When I was training German counterterrorist GSG9 in Sankt Augustin, Germany I had the opportunity to try out their newest NVG. It was amazing! I could see facial features perfectly at a distance, and then look down and read a newspaper just as if the lights were on. The clarity was unbelievable. Then when I took them off, everything was pitch black. It's a weird sensation. Of course, NVG are not very practical for everyday life, and it is unlikely you'll have them on you when attacked.
There is a more practical device that you may want to consider for making yourself safer at nights, and it plugs directly into the phone's Lightning connector. Plus, it's only around $300. It is the FLIR ONE Pro – iOS – Professional Grade Thermal Camera for Smartphones. It's basically a Thermal Imaging Night Vision device, and it detects heat.
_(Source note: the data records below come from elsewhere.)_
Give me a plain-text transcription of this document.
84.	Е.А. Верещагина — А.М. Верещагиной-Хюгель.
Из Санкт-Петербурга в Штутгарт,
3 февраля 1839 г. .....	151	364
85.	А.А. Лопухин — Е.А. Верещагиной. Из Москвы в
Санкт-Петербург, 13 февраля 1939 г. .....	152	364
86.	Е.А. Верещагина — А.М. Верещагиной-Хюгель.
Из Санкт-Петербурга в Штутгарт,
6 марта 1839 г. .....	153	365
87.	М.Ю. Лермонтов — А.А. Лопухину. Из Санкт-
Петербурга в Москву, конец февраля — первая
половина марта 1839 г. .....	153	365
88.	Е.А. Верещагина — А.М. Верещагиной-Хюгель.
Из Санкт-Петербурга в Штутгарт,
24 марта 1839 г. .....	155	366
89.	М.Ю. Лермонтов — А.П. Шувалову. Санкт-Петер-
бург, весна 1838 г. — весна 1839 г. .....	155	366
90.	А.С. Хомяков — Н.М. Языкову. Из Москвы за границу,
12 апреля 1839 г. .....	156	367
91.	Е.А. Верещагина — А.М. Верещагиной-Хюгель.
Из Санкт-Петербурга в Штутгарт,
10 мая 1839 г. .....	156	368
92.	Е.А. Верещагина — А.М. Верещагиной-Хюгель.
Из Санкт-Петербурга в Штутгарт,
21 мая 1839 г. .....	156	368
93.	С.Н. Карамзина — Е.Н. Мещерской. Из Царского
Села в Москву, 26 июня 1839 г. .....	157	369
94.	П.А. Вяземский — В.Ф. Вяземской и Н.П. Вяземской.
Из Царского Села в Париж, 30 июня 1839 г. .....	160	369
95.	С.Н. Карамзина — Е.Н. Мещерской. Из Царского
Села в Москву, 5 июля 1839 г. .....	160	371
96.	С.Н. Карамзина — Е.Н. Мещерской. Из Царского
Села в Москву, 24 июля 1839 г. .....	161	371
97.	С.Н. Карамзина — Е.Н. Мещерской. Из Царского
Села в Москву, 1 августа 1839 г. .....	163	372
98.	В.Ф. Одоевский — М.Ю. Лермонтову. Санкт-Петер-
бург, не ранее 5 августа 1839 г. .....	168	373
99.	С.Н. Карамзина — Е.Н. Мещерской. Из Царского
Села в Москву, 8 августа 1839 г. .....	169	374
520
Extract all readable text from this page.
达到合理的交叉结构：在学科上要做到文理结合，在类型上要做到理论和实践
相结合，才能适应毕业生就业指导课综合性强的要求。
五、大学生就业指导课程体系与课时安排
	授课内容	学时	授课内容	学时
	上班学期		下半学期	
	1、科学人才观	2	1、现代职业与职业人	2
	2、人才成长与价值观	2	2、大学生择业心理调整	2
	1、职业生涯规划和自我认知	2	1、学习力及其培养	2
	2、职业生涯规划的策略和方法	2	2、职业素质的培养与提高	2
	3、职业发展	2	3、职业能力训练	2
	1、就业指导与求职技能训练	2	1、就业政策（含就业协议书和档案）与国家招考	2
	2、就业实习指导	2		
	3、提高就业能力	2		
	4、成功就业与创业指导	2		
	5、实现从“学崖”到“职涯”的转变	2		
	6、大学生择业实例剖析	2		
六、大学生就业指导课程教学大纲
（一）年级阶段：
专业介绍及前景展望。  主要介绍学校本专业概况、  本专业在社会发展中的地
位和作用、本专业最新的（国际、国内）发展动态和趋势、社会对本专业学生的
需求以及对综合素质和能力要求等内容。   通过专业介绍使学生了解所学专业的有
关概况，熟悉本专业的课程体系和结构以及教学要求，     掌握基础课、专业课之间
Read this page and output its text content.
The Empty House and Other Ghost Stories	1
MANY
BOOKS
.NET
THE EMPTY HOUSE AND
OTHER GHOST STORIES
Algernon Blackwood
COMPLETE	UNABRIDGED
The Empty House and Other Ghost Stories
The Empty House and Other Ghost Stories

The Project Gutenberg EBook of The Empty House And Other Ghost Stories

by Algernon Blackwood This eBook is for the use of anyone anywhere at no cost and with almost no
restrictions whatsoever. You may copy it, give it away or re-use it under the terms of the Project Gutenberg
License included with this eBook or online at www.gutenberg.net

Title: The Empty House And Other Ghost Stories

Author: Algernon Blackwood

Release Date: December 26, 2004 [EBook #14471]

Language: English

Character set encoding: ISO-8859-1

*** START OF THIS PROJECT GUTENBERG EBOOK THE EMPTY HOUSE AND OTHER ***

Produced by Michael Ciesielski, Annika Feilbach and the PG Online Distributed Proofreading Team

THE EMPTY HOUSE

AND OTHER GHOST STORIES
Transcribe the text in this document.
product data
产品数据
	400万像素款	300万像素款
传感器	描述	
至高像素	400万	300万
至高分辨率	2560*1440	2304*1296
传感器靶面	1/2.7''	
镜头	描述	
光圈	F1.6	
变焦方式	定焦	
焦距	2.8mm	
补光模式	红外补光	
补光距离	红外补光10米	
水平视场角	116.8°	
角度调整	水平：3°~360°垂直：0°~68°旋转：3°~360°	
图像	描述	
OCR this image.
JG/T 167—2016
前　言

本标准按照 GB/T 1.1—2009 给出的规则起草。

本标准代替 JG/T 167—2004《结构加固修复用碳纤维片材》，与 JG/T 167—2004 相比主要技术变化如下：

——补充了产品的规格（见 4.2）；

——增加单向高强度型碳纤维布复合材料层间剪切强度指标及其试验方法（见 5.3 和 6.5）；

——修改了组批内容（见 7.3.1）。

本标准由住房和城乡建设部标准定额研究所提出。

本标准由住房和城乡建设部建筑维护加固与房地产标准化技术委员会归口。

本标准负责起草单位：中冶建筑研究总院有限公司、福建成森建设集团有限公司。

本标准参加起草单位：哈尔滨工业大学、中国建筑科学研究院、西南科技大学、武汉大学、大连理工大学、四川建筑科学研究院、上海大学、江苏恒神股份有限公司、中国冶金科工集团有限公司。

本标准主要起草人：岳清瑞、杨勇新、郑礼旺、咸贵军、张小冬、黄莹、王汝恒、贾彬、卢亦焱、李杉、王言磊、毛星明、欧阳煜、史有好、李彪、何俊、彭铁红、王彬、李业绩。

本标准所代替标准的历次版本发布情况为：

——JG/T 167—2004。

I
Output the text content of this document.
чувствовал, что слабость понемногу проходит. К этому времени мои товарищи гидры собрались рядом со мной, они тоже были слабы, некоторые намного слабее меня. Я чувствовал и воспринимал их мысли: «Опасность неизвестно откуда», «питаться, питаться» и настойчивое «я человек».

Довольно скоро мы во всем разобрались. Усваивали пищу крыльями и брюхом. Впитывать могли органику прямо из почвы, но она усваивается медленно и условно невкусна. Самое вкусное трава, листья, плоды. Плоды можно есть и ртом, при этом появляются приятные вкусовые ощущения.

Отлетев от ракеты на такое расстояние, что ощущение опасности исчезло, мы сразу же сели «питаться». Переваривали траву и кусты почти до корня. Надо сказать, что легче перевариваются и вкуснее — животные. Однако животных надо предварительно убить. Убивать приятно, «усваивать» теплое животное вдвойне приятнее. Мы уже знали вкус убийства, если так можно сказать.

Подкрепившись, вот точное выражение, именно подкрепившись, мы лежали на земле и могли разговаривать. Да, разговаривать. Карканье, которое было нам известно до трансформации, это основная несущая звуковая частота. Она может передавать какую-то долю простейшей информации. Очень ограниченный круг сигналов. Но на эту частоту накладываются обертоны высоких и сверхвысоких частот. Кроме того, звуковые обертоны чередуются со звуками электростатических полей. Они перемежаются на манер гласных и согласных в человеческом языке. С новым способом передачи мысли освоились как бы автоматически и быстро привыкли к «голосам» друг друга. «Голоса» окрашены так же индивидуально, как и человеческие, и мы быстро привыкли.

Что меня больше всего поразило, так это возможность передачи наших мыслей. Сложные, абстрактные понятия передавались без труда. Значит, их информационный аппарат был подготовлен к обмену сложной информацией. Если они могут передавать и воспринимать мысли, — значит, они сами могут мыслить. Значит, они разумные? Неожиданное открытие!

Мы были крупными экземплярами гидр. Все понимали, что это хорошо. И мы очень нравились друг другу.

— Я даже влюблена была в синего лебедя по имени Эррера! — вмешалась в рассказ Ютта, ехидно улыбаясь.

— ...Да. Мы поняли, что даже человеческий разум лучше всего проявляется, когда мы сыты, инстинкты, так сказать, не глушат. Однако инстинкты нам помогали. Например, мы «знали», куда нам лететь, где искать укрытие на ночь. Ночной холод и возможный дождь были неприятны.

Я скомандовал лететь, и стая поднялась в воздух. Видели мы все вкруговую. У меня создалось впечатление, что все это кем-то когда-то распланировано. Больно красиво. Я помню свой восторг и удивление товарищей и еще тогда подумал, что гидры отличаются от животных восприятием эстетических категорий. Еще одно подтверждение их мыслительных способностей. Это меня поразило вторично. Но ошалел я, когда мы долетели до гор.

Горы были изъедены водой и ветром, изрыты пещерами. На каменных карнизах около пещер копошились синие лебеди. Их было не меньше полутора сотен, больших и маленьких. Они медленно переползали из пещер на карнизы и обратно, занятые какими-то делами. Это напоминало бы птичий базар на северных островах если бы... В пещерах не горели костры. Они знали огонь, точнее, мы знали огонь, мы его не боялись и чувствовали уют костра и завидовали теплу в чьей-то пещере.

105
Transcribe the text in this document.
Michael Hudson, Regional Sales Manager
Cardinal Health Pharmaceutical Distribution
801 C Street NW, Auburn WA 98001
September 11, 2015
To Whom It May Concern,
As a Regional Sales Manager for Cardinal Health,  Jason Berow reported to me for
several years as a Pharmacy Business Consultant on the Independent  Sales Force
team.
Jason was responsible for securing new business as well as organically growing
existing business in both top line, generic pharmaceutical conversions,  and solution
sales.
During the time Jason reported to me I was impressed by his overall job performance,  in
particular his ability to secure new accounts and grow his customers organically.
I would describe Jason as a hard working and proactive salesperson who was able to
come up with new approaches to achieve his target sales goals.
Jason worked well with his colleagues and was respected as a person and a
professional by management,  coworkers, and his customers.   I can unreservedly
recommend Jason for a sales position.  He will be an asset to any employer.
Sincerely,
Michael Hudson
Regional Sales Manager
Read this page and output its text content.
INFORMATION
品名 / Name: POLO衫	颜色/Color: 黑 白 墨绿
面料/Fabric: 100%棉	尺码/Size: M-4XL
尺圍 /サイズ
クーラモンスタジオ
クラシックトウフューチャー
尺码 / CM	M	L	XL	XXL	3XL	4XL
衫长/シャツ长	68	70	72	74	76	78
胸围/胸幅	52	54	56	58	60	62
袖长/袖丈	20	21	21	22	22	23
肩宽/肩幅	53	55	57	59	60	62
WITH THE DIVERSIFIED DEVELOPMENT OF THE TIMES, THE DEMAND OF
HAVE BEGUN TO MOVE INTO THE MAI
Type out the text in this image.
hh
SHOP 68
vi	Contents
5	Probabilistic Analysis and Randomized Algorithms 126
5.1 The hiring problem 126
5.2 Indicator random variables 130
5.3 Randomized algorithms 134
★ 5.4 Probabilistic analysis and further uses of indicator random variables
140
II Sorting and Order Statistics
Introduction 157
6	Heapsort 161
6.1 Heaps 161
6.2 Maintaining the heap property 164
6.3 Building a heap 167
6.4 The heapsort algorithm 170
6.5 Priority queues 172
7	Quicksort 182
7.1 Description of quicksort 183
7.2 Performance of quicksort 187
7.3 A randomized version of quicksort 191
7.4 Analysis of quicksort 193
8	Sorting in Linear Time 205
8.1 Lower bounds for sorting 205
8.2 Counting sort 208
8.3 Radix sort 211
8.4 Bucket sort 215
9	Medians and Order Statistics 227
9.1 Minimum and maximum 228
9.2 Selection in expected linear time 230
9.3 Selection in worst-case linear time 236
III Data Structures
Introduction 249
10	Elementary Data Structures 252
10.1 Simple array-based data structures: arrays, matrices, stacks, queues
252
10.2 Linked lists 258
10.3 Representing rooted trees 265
For example, let's say you're out camping or just looking around at night on your property, and you think that an intruder is hiding nearby in some vegetation in the dark. That's an unnerving situation. Therefore, you turn on your phone and the thermal imaging device, and a human body, which the naked eye would not be able to see if it were too dark, will stand out instantly on the screen. Yes, it would work for you walking down a dark alley, but in this situation, there's also a disadvantage. Once the attacked is launched, you were just looking at a lit screen, so a lot of your night vision for fighting is gone.
Above: This photo of me was taken only a month ago in Southern California, with a FLIR One Pro Thermal Camera for Smartphones, when I was teaching a shooting course on a live-fire pistol range. The yellow and orange colors represent different degrees of heat coming from my body, and the person on the left changing out his target. Because I am wearing a ballistic vest, which does not give off heat, the color is purple (not a heat source). Notice that my neck and face are yellow, which means nothing is blocking the emanating heat, whereas my clothes reduce the heat signature slightly. This is a great device to "see in the dark."
Taking care of your eyes
You've probably heard that carrots are good for your eyes. Well, it's true. That's because Vitamin A (all-trans-retinol) is needed for healthy rods. Vitamin A is found in carrots, broccoli, sweet potato, and it's highly concentrated in the livers of beef, pork, and fish. Of course, Vitamins C and E are good for eye health, along with zinc, zeaxanthin (found in corn, saffron, and most green plants) and omega-3 fatty acids.
If you wear contact lenses, take them out at the end of the day and let them soak in solution overnight. Never sleep with them in. Contact lenses block the flow of oxygen to the eyes.
Women who have tactical jobs should not wear make-up while on duty. Make-up can cause the pores around the eyes to become clogged, which can lead to hordeolum (bacterial infection), and it can potentially scratch the cornea.
Allergen-reducing eye drops can affect your vision because it constricts the blood flow to the cornea, which means less oxygen. Yes, the drops stop the itchiness, and eyes are no longer inflamed, but it also can result in swelling and scarring.
Prevent eye fatigue by getting enough sleep each night, limit your time on devices, and if you feel that you must rub your eyes do so only after you have washed your hands to prevent foreign contaminates from entering. Speaking of devices, phones emit light, and light shined in the eyes is not good if you need your night vision. Therefore, if you must look at your phone, prior to going into a low light high risk area, you may want to do the pirate thing – close and cup one eye so you'll at least have one eye for night vision.